A mum has warned parents about the dangers of Hogweed after her son was left with horrific burns from the toxic plant.
Jayden Bird, nine, was playing with siblings on a camping holiday with his family when he rubbed his leg against the weed.
Within minutes his leg was covered in red marks that erupted into painful puss-filled blisters.
Hogweed, which can cause a host of harmful side effects including blindness, permanent scarring, irritable blisters and burns, is thriving due to warmer weather and people taking more walks during the coronavirus pandemic has made it more likely that they will come into contact with it.
Doctors have said the third-degree burns suffered by Jayden will leave scars that could last several years, and his mum Carly said he now doesn’t want to wear shorts outside.
The 31-year-old care worker, from Warwickshire, warned other parents to keep an eye out for the plant which can look “quite attractive” to the untrained eye.
She said: “The poor boy, the blisters are so big and look so sore, I am just so glad that none of my other children were hurt from this horrid plant, Jayden has suffered enough.
“It doesn’t look like a nasty plant - it looks quite attractive. It's not a surprise that kids would naturally go up to it without knowing it’s the UK’s most poisonous plant.

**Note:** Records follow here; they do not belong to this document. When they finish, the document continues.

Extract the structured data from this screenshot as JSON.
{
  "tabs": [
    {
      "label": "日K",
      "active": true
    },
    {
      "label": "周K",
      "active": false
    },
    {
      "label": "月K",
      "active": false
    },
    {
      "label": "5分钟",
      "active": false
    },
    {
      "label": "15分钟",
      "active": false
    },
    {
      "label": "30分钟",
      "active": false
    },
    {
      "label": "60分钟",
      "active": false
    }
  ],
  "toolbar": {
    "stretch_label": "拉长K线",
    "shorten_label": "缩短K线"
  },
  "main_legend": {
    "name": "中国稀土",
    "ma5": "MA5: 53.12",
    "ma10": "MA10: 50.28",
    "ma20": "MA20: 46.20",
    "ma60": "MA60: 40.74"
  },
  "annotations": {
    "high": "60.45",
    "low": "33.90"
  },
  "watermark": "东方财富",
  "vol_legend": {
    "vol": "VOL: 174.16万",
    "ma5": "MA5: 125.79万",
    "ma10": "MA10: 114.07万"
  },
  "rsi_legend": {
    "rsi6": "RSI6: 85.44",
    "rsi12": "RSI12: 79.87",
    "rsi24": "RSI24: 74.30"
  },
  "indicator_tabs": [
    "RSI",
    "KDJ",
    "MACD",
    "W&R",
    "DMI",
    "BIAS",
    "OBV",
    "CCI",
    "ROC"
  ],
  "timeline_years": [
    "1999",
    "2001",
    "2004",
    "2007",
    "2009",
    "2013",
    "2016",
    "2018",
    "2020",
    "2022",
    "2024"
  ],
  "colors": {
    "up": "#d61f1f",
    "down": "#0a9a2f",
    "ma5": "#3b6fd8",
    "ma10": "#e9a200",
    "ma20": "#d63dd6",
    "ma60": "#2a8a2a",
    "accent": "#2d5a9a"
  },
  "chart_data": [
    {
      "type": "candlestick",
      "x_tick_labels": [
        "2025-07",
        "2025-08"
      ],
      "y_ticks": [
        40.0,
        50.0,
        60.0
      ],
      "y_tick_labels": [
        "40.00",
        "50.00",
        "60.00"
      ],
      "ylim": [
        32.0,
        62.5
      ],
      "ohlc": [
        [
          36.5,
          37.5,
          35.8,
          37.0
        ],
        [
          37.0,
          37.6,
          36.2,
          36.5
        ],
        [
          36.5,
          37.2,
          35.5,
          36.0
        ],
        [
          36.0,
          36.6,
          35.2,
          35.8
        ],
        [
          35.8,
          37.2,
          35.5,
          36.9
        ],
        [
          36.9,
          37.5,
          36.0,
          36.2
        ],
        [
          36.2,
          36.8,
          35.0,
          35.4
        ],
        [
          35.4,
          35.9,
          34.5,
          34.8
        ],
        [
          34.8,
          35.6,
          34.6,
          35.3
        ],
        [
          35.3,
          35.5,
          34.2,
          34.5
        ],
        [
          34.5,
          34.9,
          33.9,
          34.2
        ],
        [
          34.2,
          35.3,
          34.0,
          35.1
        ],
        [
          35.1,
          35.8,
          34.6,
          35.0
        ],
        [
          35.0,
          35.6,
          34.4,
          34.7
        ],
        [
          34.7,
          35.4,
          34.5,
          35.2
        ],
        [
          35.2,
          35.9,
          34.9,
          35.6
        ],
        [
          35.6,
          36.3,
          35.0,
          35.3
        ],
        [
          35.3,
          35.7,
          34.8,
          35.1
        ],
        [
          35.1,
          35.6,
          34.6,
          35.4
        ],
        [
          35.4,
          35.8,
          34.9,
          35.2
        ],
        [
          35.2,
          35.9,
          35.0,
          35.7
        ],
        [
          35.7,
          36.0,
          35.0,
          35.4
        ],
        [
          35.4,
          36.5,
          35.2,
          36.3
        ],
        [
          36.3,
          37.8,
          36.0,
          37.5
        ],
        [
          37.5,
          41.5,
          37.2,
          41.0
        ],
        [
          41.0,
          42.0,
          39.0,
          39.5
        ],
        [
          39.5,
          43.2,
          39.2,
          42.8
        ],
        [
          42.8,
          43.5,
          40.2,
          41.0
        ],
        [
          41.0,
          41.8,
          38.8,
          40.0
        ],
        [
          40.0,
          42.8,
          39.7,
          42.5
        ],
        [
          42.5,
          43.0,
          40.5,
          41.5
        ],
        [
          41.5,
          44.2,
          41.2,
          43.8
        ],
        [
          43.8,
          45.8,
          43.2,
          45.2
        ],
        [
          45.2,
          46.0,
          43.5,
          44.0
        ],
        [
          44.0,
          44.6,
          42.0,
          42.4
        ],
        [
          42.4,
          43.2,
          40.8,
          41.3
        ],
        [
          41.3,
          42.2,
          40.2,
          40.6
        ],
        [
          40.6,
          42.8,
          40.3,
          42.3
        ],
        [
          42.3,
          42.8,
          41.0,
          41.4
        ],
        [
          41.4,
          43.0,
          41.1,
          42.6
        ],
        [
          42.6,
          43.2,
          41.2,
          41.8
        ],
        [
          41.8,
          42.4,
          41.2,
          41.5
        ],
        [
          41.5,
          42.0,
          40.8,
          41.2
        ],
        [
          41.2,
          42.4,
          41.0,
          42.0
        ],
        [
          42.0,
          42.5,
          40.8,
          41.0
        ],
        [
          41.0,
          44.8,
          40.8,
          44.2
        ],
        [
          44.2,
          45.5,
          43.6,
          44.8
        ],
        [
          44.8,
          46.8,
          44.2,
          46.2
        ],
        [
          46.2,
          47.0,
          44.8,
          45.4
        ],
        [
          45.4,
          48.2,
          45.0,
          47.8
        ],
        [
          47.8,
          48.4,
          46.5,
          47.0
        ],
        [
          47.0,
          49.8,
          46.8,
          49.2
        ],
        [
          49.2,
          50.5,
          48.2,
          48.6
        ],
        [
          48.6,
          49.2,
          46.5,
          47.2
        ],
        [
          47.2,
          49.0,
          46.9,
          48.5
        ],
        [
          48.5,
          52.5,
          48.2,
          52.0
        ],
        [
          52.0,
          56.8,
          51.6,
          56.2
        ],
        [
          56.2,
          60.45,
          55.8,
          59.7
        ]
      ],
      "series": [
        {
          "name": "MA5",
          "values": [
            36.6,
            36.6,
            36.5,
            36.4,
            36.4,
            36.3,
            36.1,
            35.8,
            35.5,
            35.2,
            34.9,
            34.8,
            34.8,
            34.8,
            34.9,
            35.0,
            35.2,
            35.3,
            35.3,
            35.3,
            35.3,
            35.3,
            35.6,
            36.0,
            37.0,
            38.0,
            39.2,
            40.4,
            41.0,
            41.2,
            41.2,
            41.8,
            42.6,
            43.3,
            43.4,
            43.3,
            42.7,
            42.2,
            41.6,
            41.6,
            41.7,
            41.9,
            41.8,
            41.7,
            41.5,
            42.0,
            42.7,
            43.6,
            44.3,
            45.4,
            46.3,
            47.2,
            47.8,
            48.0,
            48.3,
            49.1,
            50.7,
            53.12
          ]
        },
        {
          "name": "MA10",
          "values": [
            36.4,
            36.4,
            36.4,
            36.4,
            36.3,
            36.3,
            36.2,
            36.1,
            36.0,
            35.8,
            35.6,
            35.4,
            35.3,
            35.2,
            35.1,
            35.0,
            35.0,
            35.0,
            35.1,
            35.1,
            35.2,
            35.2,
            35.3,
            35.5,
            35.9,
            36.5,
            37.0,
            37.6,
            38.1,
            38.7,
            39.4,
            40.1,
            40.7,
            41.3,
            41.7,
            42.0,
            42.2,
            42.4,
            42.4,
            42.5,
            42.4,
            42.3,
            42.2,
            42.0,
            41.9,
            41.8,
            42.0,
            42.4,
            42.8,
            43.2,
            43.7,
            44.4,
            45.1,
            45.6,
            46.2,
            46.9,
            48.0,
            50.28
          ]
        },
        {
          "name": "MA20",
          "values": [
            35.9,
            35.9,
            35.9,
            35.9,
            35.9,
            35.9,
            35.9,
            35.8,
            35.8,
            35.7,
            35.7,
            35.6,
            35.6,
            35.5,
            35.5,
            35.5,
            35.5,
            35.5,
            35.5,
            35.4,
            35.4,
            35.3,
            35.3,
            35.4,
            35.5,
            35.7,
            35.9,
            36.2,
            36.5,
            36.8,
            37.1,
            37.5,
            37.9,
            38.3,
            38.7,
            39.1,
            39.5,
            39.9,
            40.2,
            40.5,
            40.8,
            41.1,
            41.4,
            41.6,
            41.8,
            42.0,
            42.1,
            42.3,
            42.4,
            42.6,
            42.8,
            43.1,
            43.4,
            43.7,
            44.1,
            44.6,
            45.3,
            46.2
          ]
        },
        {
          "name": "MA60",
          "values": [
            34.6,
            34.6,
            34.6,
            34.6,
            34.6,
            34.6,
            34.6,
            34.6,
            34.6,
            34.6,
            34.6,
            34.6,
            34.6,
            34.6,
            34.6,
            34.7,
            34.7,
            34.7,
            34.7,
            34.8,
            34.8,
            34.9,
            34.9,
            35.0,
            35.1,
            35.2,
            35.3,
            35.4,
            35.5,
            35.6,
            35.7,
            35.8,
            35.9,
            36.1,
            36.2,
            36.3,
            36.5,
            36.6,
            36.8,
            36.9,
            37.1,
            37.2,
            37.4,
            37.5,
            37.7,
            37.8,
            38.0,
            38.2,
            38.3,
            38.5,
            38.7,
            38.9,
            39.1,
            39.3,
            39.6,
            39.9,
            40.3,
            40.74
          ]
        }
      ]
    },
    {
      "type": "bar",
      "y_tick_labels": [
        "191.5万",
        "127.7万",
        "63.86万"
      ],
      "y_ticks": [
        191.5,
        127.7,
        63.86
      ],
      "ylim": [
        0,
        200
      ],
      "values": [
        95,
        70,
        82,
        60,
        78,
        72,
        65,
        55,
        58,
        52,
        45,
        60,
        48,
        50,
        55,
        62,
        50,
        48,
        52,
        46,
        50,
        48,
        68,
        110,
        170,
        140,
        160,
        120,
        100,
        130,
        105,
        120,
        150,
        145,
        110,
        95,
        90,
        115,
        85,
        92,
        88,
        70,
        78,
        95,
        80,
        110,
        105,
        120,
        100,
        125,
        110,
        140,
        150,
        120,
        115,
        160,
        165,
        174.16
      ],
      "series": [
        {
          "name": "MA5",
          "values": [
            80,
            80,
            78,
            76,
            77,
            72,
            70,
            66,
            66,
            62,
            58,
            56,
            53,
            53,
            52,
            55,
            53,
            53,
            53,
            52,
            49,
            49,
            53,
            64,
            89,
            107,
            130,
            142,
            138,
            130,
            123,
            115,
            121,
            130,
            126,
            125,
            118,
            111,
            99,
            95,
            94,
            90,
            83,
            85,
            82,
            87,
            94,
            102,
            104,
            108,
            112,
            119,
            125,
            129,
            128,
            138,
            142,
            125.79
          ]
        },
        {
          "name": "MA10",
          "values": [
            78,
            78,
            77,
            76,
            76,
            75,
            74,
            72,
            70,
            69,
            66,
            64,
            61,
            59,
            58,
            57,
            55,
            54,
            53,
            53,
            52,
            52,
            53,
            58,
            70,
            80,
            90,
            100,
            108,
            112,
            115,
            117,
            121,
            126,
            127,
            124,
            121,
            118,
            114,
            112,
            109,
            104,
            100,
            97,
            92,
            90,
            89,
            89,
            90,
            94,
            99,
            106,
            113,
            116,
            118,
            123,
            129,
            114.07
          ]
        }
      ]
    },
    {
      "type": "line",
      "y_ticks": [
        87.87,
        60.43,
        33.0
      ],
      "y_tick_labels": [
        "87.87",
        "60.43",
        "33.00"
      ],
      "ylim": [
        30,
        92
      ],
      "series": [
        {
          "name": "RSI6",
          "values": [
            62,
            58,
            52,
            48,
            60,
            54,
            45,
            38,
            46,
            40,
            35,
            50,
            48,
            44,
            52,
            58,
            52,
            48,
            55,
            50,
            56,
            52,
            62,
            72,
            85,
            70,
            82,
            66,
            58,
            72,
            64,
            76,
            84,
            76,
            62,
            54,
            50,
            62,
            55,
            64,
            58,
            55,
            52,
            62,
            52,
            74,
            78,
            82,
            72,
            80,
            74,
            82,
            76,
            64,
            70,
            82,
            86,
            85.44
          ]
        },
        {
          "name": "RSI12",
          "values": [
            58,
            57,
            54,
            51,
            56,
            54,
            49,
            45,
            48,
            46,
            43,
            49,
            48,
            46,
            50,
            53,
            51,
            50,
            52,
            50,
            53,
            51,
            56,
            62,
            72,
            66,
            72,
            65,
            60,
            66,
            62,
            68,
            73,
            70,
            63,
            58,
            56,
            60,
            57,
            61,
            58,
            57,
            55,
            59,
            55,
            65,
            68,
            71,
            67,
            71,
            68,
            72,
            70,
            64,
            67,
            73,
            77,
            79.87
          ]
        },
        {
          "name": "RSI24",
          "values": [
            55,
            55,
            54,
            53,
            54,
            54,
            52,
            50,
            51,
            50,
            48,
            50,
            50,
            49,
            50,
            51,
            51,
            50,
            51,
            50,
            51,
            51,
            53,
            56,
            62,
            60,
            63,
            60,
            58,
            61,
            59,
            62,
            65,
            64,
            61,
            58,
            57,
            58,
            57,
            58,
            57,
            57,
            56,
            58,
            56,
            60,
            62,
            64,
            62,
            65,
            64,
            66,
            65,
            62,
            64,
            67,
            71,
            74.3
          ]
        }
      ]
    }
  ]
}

“He’s lucky it didn’t go on his face as if it had gone in his eye he would have gone blind.”
The family were camping at Bosworth Water Trust in Nuneaton, Warwickshire, when Jayden brushed against the plant on August 16.
It was immediately itchy and sore, but the rash grew larger and after several hours huge blisters appeared.
He was taken to hospital, where medics said it was a third degree burn from Hogweed.
Jayden was treated with antibiotics, painkillers and cream and his blisters bandaged up.
Described by some as ‘Britain’s most dangerous plant’, Hogweed has thrived following a mild winter and sunny spring, with lots of rain.
According to the NHS website it looks like “innocuous cow parsley with white flowers clustered in an umbrella-shaped head that is up to 80cm in diameter”.